The Japanese manufacturer has signalled its intent to return to F1 in three years’ time by signing up for the next cycle of regulations along with five other parties.
Although it does not yet have a team to partner with, it has said that it has received interest from various teams on the grid.
Although its alliance with Red Bull will conclude when the new regulations come into play, Honda Racing Corporation president Koji Watanabe insisted it is not a failure.
“It was not a failure – we never really saw that as any failure of any sort,” Watanabe said.
“As a technical partner we’re always in contact with RB, so there’s many topics that we discuss, and many we have discussed.

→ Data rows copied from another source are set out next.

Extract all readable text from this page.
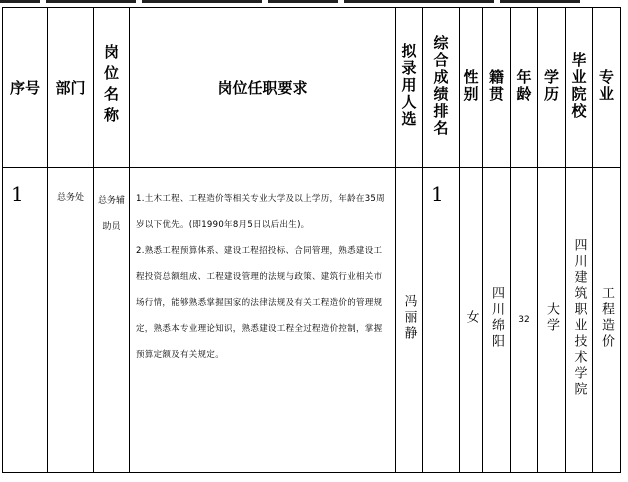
序号	部门	岗位名称	岗位任职要求	拟录用人选	综合成绩排名	性别	籍贯	年龄	学历	毕业院校	专业
1	总务处	总务辅助员	1.土木工程、工程造价等相关专业大学及以上学历，年龄在35周岁以下优先。(即1990年8月5日以后出生)。

2.熟悉工程预算体系、建设工程招投标、合同管理，熟悉建设工程投资总额组成、工程建设管理的法规与政策、建筑行业相关市场行情，能够熟悉掌握国家的法律法规及有关工程造价的管理规定，熟悉本专业理论知识，熟悉建设工程全过程造价控制，掌握预算定额及有关规定。	冯丽静	1	女	四川绵阳	32	大学	四川建筑职业技术学院	工程造价
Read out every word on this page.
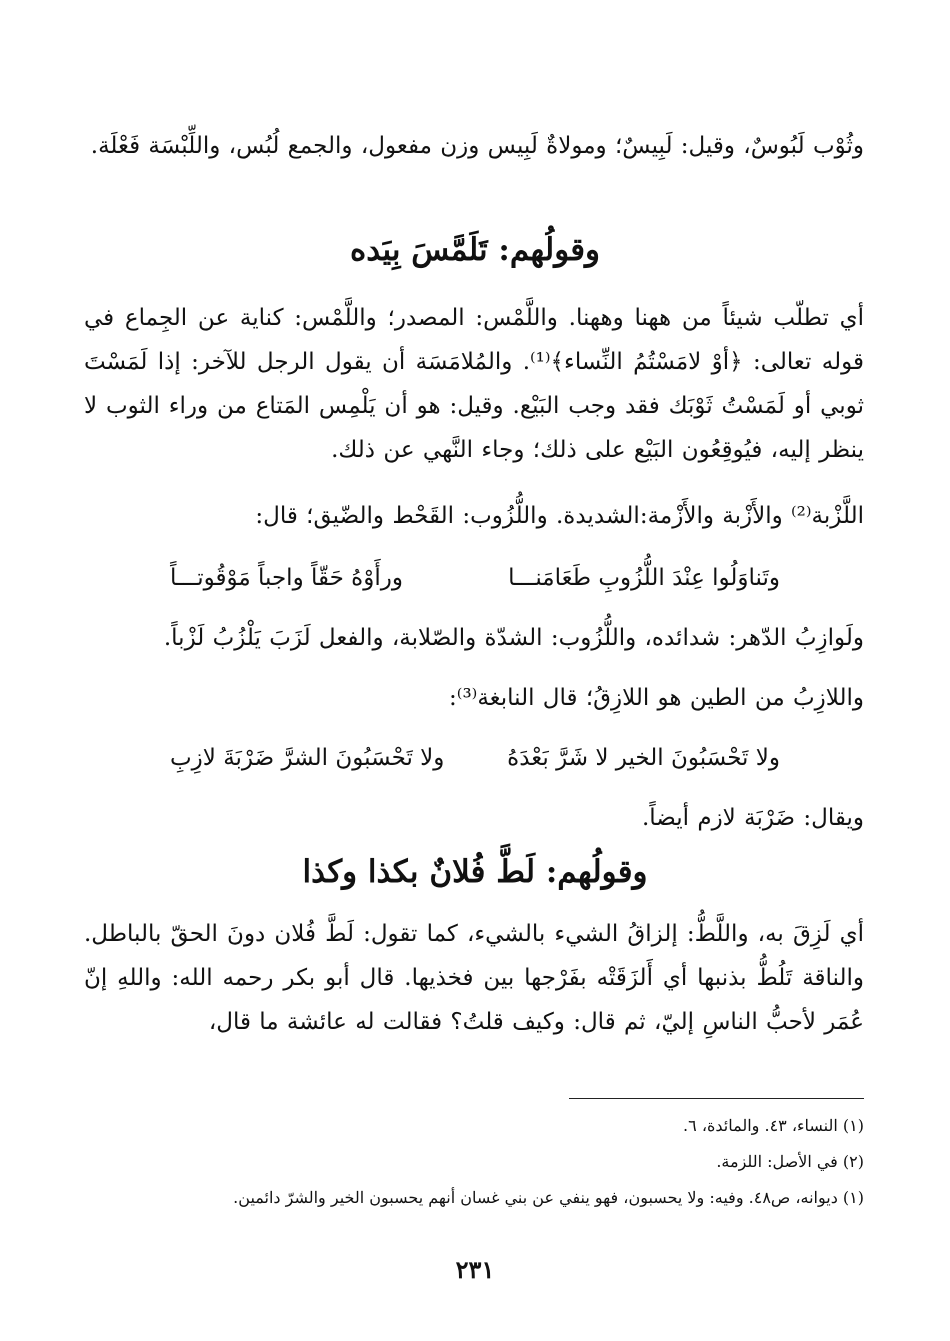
وثُوْب لَبُوسٌ، وقيل: لَبِيسٌ؛ ومولاةٌ لَبِيس وزن مفعول، والجمع لُبُس، واللِّبْسَة فَعْلَة.

وقولُهم: تَلَمَّسَ بِيَده

أي تطلّب شيئاً من ههنا وههنا. واللَّمْس: المصدر؛ واللَّمْس: كناية عن الجِماع في قوله تعالى: ﴿أوْ لامَسْتُمُ النِّساء﴾⁽¹⁾. والمُلامَسَة أن يقول الرجل للآخر: إذا لَمَسْتَ ثوبي أو لَمَسْتُ ثَوْبَك فقد وجب البَيْع. وقيل: هو أن يَلْمِس المَتاع من وراء الثوب لا ينظر إليه، فيُوقِعُون البَيْع على ذلك؛ وجاء النَّهي عن ذلك.

اللَّزْبة⁽²⁾ والأَزْبة والأَزْمة:الشديدة. واللُّزُوب: القَحْط والضّيق؛ قال:

وتَناوَلُوا عِنْدَ اللُّزُوبِ طَعَامَنـــا
ورأَوْهُ حَقّاً واجباً مَوْقُوتـــاً

ولَوازِبُ الدّهر: شدائده، واللُّزُوب: الشدّة والصّلابة، والفعل لَزَبَ يَلْزُبُ لَزْباً.

واللازِبُ من الطين هو اللازِقُ؛ قال النابغة⁽³⁾:

ولا تَحْسَبُونَ الخير لا شَرَّ بَعْدَهُ
ولا تَحْسَبُونَ الشرَّ ضَرْبَةَ لازِبِ

ويقال: ضَرْبَة لازم أيضاً.

وقولُهم: لَطَّ فُلانٌ بكذا وكذا

أي لَزِقَ به، واللَّطُّ: إلزاقُ الشيء بالشيء، كما تقول: لَطَّ فُلان دونَ الحقّ بالباطل. والناقة تَلُطُّ بذنبها أي أَلزَقَتْه بفَرْجها بين فخذيها. قال أبو بكر رحمه الله: واللهِ إنّ عُمَر لأحبُّ الناسِ إليّ، ثم قال: وكيف قلتُ؟ فقالت له عائشة ما قال،

(١) النساء، ٤٣. والمائدة، ٦.

(٢) في الأصل: اللزمة.

(١) ديوانه، ص٤٨. وفيه: ولا يحسبون، فهو ينفي عن بني غسان أنهم يحسبون الخير والشرّ دائمين.

٢٣١
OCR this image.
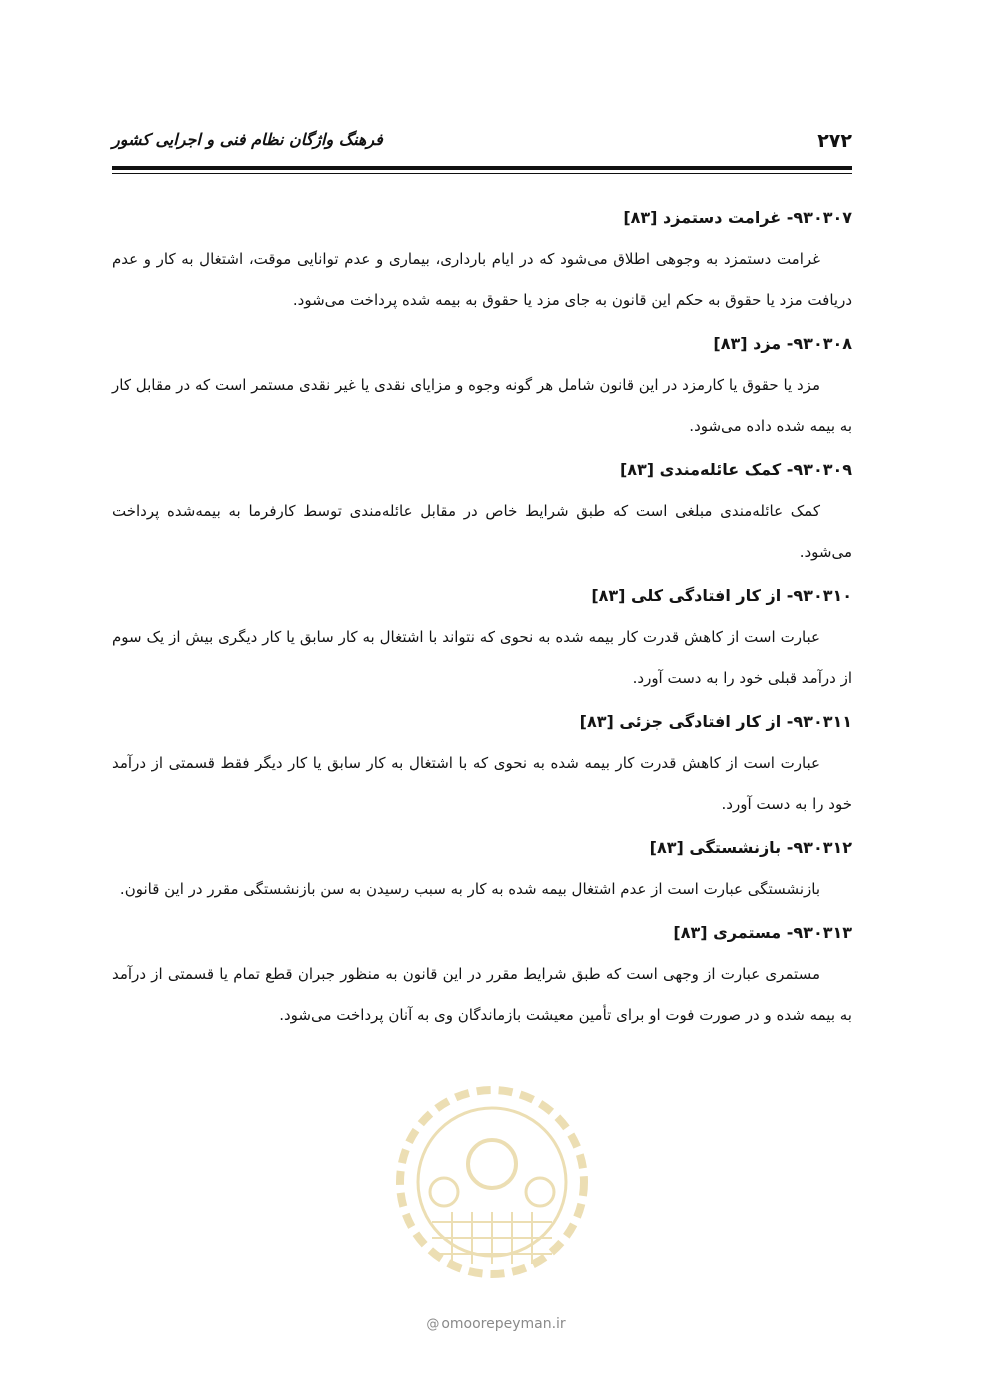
۲۷۲
فرهنگ واژگان نظام فنی و اجرایی کشور
۹۳۰۳۰۷- غرامت دستمزد [۸۳]

غرامت دستمزد به وجوهی اطلاق می‌شود که در ایام بارداری، بیماری و عدم توانایی موقت، اشتغال به کار و عدم دریافت مزد یا حقوق به حکم این قانون به جای مزد یا حقوق به بیمه شده پرداخت می‌شود.

۹۳۰۳۰۸- مزد [۸۳]

مزد یا حقوق یا کارمزد در این قانون شامل هر گونه وجوه و مزایای نقدی یا غیر نقدی مستمر است که در مقابل کار به بیمه شده داده می‌شود.

۹۳۰۳۰۹- کمک عائله‌مندی [۸۳]

کمک عائله‌مندی مبلغی است که طبق شرایط خاص در مقابل عائله‌مندی توسط کارفرما به بیمه‌شده پرداخت می‌شود.

۹۳۰۳۱۰- از کار افتادگی کلی [۸۳]

عبارت است از کاهش قدرت کار بیمه شده به نحوی که نتواند با اشتغال به کار سابق یا کار دیگری بیش از یک سوم از درآمد قبلی خود را به دست آورد.

۹۳۰۳۱۱- از کار افتادگی جزئی [۸۳]

عبارت است از کاهش قدرت کار بیمه شده به نحوی که با اشتغال به کار سابق یا کار دیگر فقط قسمتی از درآمد خود را به دست آورد.

۹۳۰۳۱۲- بازنشستگی [۸۳]

بازنشستگی عبارت است از عدم اشتغال بیمه شده به کار به سبب رسیدن به سن بازنشستگی مقرر در این قانون.

۹۳۰۳۱۳- مستمری [۸۳]

مستمری عبارت از وجهی است که طبق شرایط مقرر در این قانون به منظور جبران قطع تمام یا قسمتی از درآمد به بیمه شده و در صورت فوت او برای تأمین معیشت بازماندگان وی به آنان پرداخت می‌شود.

@ omoorepeyman.ir
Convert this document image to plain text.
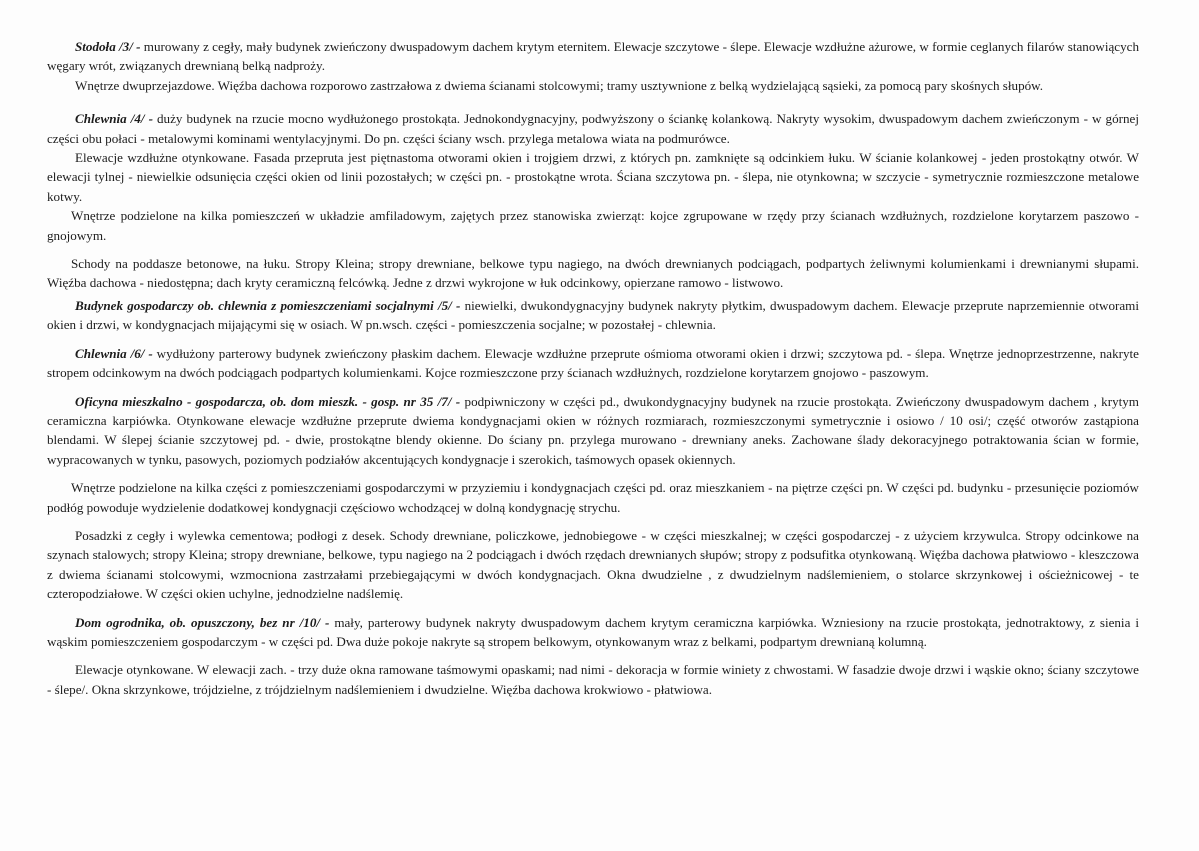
Stodoła /3/ - murowany z cegły, mały budynek zwieńczony dwuspadowym dachem krytym eternitem. Elewacje szczytowe - ślepe. Elewacje wzdłużne ażurowe, w formie ceglanych filarów stanowiących węgary wrót, związanych drewnianą belką nadproży.

Wnętrze dwuprzejazdowe. Więźba dachowa rozporowo zastrzałowa z dwiema ścianami stolcowymi; tramy usztywnione z belką wydzielającą sąsieki, za pomocą pary skośnych słupów.

Chlewnia /4/ - duży budynek na rzucie mocno wydłużonego prostokąta. Jednokondygnacyjny, podwyższony o ściankę kolankową. Nakryty wysokim, dwuspadowym dachem zwieńczonym - w górnej części obu połaci - metalowymi kominami wentylacyjnymi. Do pn. części ściany wsch. przylega metalowa wiata na podmurówce.

Elewacje wzdłużne otynkowane. Fasada przepruta jest piętnastoma otworami okien i trojgiem drzwi, z których pn. zamknięte są odcinkiem łuku. W ścianie kolankowej - jeden prostokątny otwór. W elewacji tylnej - niewielkie odsunięcia części okien od linii pozostałych; w części pn. - prostokątne wrota. Ściana szczytowa pn. - ślepa, nie otynkowna; w szczycie - symetrycznie rozmieszczone metalowe kotwy.

Wnętrze podzielone na kilka pomieszczeń w układzie amfiladowym, zajętych przez stanowiska zwierząt: kojce zgrupowane w rzędy przy ścianach wzdłużnych, rozdzielone korytarzem paszowo -gnojowym.

Schody na poddasze betonowe, na łuku. Stropy Kleina; stropy drewniane, belkowe typu nagiego, na dwóch drewnianych podciągach, podpartych żeliwnymi kolumienkami i drewnianymi słupami. Więźba dachowa - niedostępna; dach kryty ceramiczną felcówką. Jedne z drzwi wykrojone w łuk odcinkowy, opierzane ramowo - listwowo.

Budynek gospodarczy ob. chlewnia z pomieszczeniami socjalnymi /5/ - niewielki, dwukondygnacyjny budynek nakryty płytkim, dwuspadowym dachem. Elewacje przeprute naprzemiennie otworami okien i drzwi, w kondygnacjach mijającymi się w osiach. W pn.wsch. części - pomieszczenia socjalne; w pozostałej - chlewnia.

Chlewnia /6/ - wydłużony parterowy budynek zwieńczony płaskim dachem. Elewacje wzdłużne przeprute ośmioma otworami okien i drzwi; szczytowa pd. - ślepa. Wnętrze jednoprzestrzenne, nakryte stropem odcinkowym na dwóch podciągach podpartych kolumienkami. Kojce rozmieszczone przy ścianach wzdłużnych, rozdzielone korytarzem gnojowo - paszowym.

Oficyna mieszkalno - gospodarcza, ob. dom mieszk. - gosp. nr 35 /7/ - podpiwniczony w części pd., dwukondygnacyjny budynek na rzucie prostokąta. Zwieńczony dwuspadowym dachem , krytym ceramiczna karpiówka. Otynkowane elewacje wzdłużne przeprute dwiema kondygnacjami okien w różnych rozmiarach, rozmieszczonymi symetrycznie i osiowo / 10 osi/; część otworów zastąpiona blendami. W ślepej ścianie szczytowej pd. - dwie, prostokątne blendy okienne. Do ściany pn. przylega murowano - drewniany aneks. Zachowane ślady dekoracyjnego potraktowania ścian w formie, wypracowanych w tynku, pasowych, poziomych podziałów akcentujących kondygnacje i szerokich, taśmowych opasek okiennych.

Wnętrze podzielone na kilka części z pomieszczeniami gospodarczymi w przyziemiu i kondygnacjach części pd. oraz mieszkaniem - na piętrze części pn. W części pd. budynku - przesunięcie poziomów podłóg powoduje wydzielenie dodatkowej kondygnacji częściowo wchodzącej w dolną kondygnację strychu.

Posadzki z cegły i wylewka cementowa; podłogi z desek. Schody drewniane, policzkowe, jednobiegowe - w części mieszkalnej; w części gospodarczej - z użyciem krzywulca. Stropy odcinkowe na szynach stalowych; stropy Kleina; stropy drewniane, belkowe, typu nagiego na 2 podciągach i dwóch rzędach drewnianych słupów; stropy z podsufitka otynkowaną. Więźba dachowa płatwiowo - kleszczowa z dwiema ścianami stolcowymi, wzmocniona zastrzałami przebiegającymi w dwóch kondygnacjach. Okna dwudzielne , z dwudzielnym nadślemieniem, o stolarce skrzynkowej i ościeżnicowej - te czteropodziałowe. W części okien uchylne, jednodzielne nadślemię.

Dom ogrodnika, ob. opuszczony, bez nr /10/ - mały, parterowy budynek nakryty dwuspadowym dachem krytym ceramiczna karpiówka. Wzniesiony na rzucie prostokąta, jednotraktowy, z sienia i wąskim pomieszczeniem gospodarczym - w części pd. Dwa duże pokoje nakryte są stropem belkowym, otynkowanym wraz z belkami, podpartym drewnianą kolumną.

Elewacje otynkowane. W elewacji zach. - trzy duże okna ramowane taśmowymi opaskami; nad nimi - dekoracja w formie winiety z chwostami. W fasadzie dwoje drzwi i wąskie okno; ściany szczytowe - ślepe/. Okna skrzynkowe, trójdzielne, z trójdzielnym nadślemieniem i dwudzielne. Więźba dachowa krokwiowo - płatwiowa.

“But out of this dialogue it was decided that we will not continue this partnership beyond 2025 so there’s nothing that’s fixed from 2026, it is as simple as that.
“As I have said before, with Red Bull, we have constant communication and we have worked together in many areas.
“And they made their decision. And there’s nothing further I can say about this.”
Honda decided to leave the sport a handful of years ago to focus on the development of electric road car technology.
But as F1’s latest regulations are focused on increased electrification and sustainability, it has opted to sign up for its new era.
Honda’s F1 project leader Tetsushi Kakuda insists that there would be no need to increase its engineering department to handle the development of the Power Unit.
“We have shifted a great amount of resources to carbon neutrality but to operate the PU, the work we have, we do have the necessary manpower here in Sakura,” he said.
“But the assumption now is we don’t have to do new development every year, so any technical development, the current team is going to handle it.”